In Project Part 3, You Will Play with a Maxent POS Tagger

LING572

Project Part #3 (MaxEnt)

Due3/7/06

Project overview

In Project Part 3, you will play with a MaxEnt POS tagger.

The main tasks:

Understanding how the MaxEnt algorithm and the MaxEnt tagger work: you need to write a short report (a few pages) to explain how MaxEnt works.

Running MaxEnt on four sets of training data: this task is trivial. Just set the number of iterations to be 100. Training with the whole 40K sentences for 100 iterations should take about 20 minutes on pongo.

Files for the project

All the files are under ~fxia/dropbox/572/P3/Zhang/maxent-20041229

src/: the MaxEnt core, written in C++.

example/postagger/: the MaxEnt POS tagger, written in python.

Training and test data are the same as the ones used in Project Parts 2-3. You need to change the format of the test data.

doc/manual.pdf: the manual for the package.

The files that you are going to produce:

A short report that explain how MaxEnt works. The file should be in WORD or pdf format.

You might want to save the models and tagging results for Project Part 4.

Details about the report

In your report, please include the following table.

1K / 5K / 10K / 40K
Tagging accuracy
Training time
# of features

In addition, your report should include the answers to the following questions. Try to avoid pseudo-codes in your answers. Instead, use text and examples to illustrate your points. Also, when explaining an algorithm (e.g., GIS), please identify the corresponding filename and the function name.

About TBL core algorithm: see src/
What is the format of the training data?
What is the format of the test data?
How does GIS work?
How does L-BFGS work?
What is Gaussian prior smoothing? And how is it calculated?
How are events and features represented internally?
During the decoding stage, how does the code find the top-N classes for a new instance?

About the POS taggertrainer: see example/postagger/postrainer.py:
What’s the format of the training sentences?
How does the trainer convert a training sentence into a list of events?
How does the trainer treat rare words? What additional features do rare words produce?
How many files are created by the trainer in each experiment?
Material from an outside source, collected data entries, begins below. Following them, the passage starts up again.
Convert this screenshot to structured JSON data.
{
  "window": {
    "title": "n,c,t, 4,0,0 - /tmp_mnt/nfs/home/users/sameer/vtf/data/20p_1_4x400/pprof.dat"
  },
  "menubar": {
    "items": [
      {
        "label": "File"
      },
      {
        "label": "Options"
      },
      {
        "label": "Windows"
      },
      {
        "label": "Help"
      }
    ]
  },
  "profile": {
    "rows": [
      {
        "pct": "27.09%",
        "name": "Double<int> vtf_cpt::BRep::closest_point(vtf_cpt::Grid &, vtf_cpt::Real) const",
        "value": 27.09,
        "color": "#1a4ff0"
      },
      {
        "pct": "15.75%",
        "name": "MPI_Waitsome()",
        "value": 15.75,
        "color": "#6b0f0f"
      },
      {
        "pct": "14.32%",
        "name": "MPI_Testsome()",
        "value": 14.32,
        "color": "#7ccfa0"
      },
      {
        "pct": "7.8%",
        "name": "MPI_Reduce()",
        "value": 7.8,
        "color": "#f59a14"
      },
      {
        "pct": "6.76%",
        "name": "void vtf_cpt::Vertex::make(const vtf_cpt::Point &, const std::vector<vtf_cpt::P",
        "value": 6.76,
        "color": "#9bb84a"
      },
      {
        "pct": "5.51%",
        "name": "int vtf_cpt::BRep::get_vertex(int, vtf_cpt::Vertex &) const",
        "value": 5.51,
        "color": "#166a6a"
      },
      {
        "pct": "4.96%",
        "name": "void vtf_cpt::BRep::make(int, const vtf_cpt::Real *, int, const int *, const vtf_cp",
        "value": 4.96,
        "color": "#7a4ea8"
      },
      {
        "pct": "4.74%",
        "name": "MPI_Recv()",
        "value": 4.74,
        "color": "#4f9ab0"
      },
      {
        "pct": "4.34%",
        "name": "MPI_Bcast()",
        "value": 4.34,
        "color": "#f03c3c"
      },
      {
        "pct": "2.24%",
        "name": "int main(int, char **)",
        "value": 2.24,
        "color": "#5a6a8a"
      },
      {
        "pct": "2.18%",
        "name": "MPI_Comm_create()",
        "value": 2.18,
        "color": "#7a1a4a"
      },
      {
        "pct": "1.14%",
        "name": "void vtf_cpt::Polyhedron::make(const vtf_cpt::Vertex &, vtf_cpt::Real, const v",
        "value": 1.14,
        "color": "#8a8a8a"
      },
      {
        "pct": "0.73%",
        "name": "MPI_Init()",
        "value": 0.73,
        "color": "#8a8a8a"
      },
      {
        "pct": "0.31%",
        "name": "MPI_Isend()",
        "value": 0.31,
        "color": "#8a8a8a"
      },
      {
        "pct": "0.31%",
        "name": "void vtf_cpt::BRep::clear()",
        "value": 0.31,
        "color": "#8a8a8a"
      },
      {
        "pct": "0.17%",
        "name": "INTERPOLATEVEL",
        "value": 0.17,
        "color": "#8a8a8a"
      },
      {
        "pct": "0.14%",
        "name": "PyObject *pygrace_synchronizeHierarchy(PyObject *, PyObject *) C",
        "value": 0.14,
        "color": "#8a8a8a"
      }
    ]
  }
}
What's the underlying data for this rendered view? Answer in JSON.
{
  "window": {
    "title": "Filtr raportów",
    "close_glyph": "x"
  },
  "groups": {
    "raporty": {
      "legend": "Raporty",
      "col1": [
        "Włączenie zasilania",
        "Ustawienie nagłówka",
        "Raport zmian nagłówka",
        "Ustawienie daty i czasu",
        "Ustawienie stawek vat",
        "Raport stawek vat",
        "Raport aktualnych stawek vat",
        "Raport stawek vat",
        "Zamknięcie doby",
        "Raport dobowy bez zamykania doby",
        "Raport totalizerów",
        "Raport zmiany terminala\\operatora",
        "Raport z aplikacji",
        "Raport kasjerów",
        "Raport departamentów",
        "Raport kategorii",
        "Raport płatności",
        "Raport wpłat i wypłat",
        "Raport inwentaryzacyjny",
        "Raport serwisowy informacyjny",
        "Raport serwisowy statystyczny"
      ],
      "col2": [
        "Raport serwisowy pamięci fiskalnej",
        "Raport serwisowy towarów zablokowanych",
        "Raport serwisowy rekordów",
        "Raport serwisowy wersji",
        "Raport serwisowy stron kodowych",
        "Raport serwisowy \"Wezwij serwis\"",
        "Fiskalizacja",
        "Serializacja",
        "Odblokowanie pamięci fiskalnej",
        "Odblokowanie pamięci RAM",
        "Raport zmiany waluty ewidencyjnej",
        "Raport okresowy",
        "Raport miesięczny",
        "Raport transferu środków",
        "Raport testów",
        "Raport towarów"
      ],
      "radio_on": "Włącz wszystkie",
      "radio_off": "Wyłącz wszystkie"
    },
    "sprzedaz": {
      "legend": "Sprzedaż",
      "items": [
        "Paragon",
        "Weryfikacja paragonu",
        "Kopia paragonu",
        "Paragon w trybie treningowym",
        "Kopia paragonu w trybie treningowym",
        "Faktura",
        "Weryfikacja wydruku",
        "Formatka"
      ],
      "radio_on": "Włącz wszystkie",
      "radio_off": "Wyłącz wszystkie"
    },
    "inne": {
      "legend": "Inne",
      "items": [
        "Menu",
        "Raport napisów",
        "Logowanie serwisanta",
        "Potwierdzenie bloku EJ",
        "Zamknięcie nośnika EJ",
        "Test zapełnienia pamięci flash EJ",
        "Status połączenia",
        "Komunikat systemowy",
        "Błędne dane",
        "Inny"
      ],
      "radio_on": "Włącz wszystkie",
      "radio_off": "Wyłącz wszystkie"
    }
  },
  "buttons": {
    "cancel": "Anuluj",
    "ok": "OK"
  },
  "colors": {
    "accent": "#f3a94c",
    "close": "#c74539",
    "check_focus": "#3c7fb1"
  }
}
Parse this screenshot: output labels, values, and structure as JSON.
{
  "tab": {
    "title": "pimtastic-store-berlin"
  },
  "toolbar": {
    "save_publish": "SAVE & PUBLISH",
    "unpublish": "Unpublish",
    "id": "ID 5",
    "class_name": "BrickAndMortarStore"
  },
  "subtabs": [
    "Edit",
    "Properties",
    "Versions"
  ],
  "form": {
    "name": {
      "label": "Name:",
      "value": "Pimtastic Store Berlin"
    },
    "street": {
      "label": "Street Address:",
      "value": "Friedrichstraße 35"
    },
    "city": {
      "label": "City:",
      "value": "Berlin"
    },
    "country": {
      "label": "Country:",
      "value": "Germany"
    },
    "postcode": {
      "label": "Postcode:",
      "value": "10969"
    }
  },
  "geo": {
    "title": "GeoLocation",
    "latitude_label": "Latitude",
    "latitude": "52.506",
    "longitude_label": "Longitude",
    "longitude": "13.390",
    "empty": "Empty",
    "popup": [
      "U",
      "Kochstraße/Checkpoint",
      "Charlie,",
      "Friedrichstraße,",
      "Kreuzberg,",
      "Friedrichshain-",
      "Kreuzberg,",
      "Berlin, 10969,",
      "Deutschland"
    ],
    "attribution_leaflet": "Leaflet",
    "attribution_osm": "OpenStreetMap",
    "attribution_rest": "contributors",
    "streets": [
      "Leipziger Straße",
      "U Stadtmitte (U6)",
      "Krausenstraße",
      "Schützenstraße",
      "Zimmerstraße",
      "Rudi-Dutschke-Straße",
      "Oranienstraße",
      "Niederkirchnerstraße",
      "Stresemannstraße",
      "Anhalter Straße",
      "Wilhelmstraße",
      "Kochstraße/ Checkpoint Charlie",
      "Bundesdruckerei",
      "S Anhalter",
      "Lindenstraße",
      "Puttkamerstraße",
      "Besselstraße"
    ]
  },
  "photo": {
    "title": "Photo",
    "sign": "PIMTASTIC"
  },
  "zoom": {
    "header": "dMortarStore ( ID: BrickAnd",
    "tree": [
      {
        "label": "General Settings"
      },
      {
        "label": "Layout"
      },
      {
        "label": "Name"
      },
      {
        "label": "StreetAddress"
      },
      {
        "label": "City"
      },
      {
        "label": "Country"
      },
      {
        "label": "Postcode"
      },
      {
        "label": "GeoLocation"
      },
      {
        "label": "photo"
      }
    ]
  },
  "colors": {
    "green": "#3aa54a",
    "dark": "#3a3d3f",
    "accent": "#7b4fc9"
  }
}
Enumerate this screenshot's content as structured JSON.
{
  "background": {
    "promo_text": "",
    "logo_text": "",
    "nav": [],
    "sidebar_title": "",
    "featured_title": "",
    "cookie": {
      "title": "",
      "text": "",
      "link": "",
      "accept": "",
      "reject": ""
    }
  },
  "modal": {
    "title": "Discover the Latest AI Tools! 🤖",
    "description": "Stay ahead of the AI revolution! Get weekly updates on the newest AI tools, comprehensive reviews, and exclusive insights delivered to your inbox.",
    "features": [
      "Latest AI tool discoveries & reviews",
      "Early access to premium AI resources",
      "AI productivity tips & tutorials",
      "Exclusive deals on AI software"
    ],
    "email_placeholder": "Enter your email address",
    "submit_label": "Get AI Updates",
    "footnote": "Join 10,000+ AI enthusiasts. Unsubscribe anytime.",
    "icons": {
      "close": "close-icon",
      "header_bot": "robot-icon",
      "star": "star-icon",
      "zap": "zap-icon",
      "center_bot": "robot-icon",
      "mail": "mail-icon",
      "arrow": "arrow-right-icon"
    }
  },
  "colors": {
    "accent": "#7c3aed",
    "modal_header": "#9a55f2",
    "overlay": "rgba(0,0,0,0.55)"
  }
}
How are they created? And what are their usages?

Features;
Where are feature templates defined?
List the feature templates used by the tagger. Divide the templates into two types: one for all the words, and the second type for rare words only.
If you want to add a new feature template, what do you need to do? Which piece of code do you need to modify?
Given the feature templates, how are (instantiated) features selected and filtered?

About the POS tagger decoder: see example/postagger/maxent_tagger.py:
What’s the format of the test data?
How are unknown words handled by the decoder?
Which function does the beam search (Just provide the function name and file name)?

About the whole experiments:
How long does it take you to understand the code?
How long does it take you to run the experiments? (human time, not machine time)

Submission
Bring a hardcopy of the report to class on 3/7/06.
ESubmit the report with the report and the code for Part 4.